Thursday, November 30, 2006

"The "two distinct paths" show themselves rather obviously in the final result. The ISG clearly weighed the competing visions for Iraq, withdrawal and commitment, and came up with something that satisfies no one. They suggest the gradual withdrawal of American troops, but won't say whether they should stay elsewhere in Iraq, in a neighboring country (if any would host them), or sent home altogether. The ISG wants to put pressure on Nouri al-Maliki, but apparently not by applying any specific timetables.
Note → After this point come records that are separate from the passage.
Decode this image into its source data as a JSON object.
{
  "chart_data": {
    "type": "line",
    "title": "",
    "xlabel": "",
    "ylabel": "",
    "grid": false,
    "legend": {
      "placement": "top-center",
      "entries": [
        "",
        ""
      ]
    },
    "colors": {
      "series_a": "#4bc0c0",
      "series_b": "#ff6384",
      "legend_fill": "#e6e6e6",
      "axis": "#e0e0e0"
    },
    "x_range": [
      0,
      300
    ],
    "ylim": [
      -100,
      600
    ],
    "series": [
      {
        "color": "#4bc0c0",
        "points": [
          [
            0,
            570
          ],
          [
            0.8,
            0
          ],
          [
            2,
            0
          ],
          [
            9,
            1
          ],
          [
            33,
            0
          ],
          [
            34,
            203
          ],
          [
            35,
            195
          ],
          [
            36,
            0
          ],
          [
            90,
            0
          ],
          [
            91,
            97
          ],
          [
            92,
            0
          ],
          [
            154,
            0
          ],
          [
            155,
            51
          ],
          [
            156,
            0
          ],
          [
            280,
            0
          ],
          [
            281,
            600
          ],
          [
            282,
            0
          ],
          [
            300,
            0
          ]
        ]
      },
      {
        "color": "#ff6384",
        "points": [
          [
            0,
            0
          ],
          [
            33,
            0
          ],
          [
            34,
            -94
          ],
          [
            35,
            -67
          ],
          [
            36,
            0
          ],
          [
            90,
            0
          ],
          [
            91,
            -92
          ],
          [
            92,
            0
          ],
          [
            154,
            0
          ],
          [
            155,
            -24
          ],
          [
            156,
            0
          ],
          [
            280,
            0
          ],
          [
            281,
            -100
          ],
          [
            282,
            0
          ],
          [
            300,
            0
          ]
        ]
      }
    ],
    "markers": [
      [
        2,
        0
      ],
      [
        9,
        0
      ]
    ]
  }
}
Will this satisfy anyone? Hardly. The Left wants an explicit withdrawal with firm timetables to prevent any dallying by the Bush administration. They do not want 70,000 American troops left in Iraq as "trainers", nor do they want combat organizations left in the quieter regions of Iraq. Supporters of the Bush foreign policy goals in Iraq will find themselves aghast at some of the more ludicrous explicit stands of the ISG. In the only area where they climb out onto a limb, they insist on direct negotiations with the two terror-sponsoring nations in the region, Iran and Syria, to assist in the security of Iraq -- the clearest case of the fox guarding the henhouse since Daladier and Chamberlain put the Sudetenland in the care of Adolf Hitler.

In the end, the ISG will turn out to be a footnote in the policy battles over Iraq. This conclusion marginalizes the panel and its members by its own lack of honest evaluation and commitment to freedom over expediency.